Painting by Georg Baselitz

Rebel (Rebell) is an oil on canvas painting by German artist Georg Baselitz, created in 1965. The painting has the dimensions of 162.7 cm by 130.2 cm and is held at the Tate Modern, in London.

==Description and analysis==
The painting belongs to a series that Baselitz did in the 1960s depicting male characters, who tend to dominate the space of the canvas, representing archetypes, like heroes and rebels. They are related often to the recent or current situation of Germany. This figure seems inspired by the recent events of World War II, is possibly a soldier, and is shown wounded, bloody and limping, even with a smile on his face. His body appears strangely almost transparent, as it offers a glimpse of his viscous entrails.
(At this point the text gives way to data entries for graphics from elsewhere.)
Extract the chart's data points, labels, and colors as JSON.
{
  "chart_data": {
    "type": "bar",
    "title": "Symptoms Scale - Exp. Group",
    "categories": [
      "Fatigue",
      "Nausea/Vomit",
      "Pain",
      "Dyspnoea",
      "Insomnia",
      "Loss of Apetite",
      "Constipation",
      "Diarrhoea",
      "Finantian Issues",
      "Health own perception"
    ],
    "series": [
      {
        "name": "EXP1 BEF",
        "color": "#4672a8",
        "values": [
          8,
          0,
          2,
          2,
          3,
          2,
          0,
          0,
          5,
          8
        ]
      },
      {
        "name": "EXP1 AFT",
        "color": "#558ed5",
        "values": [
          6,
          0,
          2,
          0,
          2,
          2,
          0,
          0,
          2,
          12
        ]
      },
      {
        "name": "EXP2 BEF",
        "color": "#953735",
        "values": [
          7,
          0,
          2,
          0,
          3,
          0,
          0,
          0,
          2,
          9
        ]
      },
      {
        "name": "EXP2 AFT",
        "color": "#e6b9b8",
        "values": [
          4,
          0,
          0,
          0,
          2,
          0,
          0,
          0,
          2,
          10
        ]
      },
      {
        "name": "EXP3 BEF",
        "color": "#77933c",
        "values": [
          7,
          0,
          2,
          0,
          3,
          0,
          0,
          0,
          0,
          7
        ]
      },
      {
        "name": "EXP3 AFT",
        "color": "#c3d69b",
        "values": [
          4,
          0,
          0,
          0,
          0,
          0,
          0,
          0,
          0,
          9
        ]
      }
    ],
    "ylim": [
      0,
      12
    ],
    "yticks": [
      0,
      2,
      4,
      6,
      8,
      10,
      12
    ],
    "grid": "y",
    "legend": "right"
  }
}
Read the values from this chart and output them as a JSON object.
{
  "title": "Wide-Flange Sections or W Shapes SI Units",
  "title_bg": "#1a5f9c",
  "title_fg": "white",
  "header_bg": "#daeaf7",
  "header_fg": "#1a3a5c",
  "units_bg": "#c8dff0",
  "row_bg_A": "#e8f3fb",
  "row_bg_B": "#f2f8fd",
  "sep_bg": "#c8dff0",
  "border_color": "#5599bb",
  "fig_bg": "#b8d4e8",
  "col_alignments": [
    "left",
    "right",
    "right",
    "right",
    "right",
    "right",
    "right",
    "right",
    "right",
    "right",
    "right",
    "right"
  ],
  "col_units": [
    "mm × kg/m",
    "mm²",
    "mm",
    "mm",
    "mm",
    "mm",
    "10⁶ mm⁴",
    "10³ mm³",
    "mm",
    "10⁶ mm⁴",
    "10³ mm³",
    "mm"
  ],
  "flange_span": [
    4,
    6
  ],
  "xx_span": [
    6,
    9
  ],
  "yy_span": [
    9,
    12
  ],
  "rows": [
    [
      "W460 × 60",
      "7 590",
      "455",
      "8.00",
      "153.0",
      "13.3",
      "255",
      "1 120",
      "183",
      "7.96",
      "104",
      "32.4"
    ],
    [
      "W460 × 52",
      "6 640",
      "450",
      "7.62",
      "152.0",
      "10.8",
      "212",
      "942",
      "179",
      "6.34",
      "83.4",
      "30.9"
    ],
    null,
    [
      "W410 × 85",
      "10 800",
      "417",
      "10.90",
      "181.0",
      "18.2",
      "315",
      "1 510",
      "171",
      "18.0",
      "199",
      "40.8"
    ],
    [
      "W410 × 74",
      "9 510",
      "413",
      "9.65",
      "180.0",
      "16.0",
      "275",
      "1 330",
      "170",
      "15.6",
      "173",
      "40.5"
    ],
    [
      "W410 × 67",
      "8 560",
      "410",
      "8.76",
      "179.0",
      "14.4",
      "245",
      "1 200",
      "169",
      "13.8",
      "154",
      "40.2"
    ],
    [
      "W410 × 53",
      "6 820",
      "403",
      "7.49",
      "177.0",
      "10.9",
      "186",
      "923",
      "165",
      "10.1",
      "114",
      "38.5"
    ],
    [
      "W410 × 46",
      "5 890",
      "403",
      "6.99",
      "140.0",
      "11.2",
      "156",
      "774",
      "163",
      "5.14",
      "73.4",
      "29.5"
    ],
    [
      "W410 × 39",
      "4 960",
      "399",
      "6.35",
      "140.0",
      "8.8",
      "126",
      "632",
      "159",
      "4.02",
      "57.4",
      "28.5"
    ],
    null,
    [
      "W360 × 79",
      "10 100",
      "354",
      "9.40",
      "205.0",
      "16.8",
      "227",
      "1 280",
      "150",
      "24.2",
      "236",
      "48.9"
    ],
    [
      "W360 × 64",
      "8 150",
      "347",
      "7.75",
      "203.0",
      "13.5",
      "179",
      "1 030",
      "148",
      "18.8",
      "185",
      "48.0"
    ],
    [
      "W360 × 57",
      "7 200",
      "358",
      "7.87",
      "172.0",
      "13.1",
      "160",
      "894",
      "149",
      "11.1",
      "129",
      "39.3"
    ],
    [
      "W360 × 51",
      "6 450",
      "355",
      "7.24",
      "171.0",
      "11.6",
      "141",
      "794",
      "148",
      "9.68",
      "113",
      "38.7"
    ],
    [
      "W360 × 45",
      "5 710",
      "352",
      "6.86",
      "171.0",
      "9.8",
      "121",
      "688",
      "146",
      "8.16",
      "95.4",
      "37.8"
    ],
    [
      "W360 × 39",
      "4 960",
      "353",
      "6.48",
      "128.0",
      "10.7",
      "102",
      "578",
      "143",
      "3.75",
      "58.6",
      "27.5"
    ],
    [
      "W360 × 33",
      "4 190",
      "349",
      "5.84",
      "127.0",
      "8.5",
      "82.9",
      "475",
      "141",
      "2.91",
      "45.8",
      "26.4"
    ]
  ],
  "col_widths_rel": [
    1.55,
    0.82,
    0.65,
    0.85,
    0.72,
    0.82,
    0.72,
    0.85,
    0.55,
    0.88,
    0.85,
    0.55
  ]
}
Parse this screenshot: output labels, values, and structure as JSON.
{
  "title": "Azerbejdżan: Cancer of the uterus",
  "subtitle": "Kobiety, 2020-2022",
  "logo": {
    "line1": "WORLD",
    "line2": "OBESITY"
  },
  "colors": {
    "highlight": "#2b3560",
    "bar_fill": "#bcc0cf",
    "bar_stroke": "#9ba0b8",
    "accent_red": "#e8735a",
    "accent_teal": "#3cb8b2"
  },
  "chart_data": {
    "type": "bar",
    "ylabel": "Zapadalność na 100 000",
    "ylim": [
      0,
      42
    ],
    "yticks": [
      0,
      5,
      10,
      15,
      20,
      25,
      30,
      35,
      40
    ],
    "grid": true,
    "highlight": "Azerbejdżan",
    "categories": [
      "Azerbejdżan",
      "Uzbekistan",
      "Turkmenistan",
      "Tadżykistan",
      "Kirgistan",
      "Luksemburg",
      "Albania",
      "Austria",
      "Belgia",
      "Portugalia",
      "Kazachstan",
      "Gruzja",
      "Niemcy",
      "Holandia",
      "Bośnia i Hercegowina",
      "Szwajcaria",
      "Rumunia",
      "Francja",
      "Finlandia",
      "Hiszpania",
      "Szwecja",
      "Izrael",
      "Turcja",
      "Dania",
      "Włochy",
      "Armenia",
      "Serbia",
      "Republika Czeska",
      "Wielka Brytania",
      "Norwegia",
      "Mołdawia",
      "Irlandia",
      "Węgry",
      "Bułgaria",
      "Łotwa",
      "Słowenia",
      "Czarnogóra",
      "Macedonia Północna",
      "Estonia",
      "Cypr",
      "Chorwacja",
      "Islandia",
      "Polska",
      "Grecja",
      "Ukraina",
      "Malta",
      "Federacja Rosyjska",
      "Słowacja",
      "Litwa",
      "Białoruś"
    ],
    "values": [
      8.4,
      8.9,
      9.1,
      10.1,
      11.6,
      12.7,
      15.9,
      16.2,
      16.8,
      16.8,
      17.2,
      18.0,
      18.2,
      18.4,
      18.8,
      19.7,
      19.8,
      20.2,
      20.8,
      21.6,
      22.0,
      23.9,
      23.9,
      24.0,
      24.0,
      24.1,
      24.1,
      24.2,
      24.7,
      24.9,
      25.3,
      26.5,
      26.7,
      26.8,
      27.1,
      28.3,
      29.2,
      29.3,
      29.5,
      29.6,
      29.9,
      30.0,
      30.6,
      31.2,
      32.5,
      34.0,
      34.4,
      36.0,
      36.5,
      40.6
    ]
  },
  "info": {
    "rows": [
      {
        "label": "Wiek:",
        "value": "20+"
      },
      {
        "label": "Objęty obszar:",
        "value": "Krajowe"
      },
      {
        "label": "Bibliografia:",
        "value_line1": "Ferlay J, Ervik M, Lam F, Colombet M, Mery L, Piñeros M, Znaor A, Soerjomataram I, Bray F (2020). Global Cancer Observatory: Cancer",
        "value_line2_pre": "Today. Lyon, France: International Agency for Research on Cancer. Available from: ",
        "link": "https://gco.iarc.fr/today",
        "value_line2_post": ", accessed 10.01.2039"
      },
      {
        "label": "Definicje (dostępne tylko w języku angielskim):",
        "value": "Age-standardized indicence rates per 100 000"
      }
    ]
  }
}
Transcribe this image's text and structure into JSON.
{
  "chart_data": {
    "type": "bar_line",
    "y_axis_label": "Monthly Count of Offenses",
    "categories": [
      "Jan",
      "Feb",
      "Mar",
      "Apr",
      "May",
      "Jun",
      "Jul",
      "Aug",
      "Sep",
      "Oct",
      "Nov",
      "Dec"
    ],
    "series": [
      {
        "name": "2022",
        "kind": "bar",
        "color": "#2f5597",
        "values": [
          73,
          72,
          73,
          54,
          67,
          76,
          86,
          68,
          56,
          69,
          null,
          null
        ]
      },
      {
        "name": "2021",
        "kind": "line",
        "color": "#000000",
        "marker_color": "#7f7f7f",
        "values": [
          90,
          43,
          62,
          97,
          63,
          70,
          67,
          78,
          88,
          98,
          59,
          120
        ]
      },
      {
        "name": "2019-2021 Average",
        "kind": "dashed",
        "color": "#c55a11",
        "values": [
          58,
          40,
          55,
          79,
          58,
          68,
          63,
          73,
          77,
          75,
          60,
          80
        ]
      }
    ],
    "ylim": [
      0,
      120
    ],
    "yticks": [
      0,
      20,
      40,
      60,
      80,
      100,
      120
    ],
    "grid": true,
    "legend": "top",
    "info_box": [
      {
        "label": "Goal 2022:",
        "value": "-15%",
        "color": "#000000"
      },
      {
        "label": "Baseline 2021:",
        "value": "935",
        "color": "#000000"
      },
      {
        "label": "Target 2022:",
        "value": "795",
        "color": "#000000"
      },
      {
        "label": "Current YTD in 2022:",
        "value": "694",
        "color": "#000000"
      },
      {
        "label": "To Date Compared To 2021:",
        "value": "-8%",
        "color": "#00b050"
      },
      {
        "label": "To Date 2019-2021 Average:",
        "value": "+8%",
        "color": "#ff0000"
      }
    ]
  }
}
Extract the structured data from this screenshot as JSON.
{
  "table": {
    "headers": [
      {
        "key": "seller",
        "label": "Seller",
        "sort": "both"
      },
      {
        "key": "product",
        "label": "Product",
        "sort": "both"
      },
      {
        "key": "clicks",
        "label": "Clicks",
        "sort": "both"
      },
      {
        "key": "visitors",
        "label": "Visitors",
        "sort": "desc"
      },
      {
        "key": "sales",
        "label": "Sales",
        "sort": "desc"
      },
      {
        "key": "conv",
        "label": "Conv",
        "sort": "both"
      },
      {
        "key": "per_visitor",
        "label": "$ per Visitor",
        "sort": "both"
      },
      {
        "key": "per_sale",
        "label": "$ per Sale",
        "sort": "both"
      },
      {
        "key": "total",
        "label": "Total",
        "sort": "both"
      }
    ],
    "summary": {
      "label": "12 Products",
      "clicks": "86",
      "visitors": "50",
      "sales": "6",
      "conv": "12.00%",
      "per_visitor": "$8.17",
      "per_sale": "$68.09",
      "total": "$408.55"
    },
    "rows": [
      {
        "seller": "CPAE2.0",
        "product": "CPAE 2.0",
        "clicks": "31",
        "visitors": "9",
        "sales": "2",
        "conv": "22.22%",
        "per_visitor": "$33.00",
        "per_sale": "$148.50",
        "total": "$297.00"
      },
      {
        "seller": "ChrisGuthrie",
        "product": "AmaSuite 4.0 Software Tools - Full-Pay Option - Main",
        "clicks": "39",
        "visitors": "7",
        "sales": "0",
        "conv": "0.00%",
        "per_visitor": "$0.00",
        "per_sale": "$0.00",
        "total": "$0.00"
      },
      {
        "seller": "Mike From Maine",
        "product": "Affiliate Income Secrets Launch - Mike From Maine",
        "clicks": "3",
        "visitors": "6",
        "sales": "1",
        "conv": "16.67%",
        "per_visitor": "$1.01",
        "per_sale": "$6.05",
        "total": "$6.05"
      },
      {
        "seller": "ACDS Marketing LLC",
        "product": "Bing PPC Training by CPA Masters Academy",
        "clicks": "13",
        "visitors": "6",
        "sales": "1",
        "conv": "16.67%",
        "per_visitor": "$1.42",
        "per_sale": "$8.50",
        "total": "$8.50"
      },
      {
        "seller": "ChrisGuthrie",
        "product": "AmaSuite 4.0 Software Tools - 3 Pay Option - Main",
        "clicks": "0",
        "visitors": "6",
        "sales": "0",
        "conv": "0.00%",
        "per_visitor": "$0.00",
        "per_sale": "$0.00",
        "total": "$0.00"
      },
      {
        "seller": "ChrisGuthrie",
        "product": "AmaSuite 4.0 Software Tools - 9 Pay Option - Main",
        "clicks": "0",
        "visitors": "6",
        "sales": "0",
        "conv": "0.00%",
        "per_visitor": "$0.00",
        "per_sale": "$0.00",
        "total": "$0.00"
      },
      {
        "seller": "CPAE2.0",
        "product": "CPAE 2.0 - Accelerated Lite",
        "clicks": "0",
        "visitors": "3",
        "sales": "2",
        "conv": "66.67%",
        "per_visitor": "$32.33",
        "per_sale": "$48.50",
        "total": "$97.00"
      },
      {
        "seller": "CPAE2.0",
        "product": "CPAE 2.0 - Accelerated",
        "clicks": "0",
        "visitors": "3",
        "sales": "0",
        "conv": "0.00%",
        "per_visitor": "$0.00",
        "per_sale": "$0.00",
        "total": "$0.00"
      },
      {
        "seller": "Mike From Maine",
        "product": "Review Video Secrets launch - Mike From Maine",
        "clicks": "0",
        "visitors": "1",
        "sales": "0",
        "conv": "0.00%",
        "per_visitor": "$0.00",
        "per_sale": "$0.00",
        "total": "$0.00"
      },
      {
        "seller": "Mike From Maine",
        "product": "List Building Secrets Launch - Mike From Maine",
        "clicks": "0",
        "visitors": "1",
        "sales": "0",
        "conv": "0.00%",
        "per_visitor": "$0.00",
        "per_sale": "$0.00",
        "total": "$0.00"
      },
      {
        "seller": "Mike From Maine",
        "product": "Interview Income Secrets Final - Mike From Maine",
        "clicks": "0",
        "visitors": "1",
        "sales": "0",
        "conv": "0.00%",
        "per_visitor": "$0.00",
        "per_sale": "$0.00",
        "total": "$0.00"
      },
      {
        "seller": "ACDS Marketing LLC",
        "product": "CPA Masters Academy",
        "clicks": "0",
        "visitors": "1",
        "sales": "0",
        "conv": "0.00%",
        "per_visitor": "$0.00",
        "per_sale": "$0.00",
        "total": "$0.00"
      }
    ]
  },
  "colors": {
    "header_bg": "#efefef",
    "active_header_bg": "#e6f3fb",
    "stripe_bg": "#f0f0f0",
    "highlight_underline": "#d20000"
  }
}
As a reference to a war, the character holds in one hand the pole of a flag, or perhaps a paintbrush, while his other hand is bandaged. The background is entirely dark, while a burning house is seen in the distance.

Baselitz's depiction appears inspired by his childhood memories of the war, while his style bears references to German Romantic depiction of heroes and heroism, and to German Expressionist denunciation of the cruelty of wars.

According to Gunter Gercken the character is "a peaceful fighter, a green hero, a partisan against war, armed not with a machine gun but with a paintbrush and palette". Instead of a hero of the past it represents a wounded and dishevelled anti-hero of his time.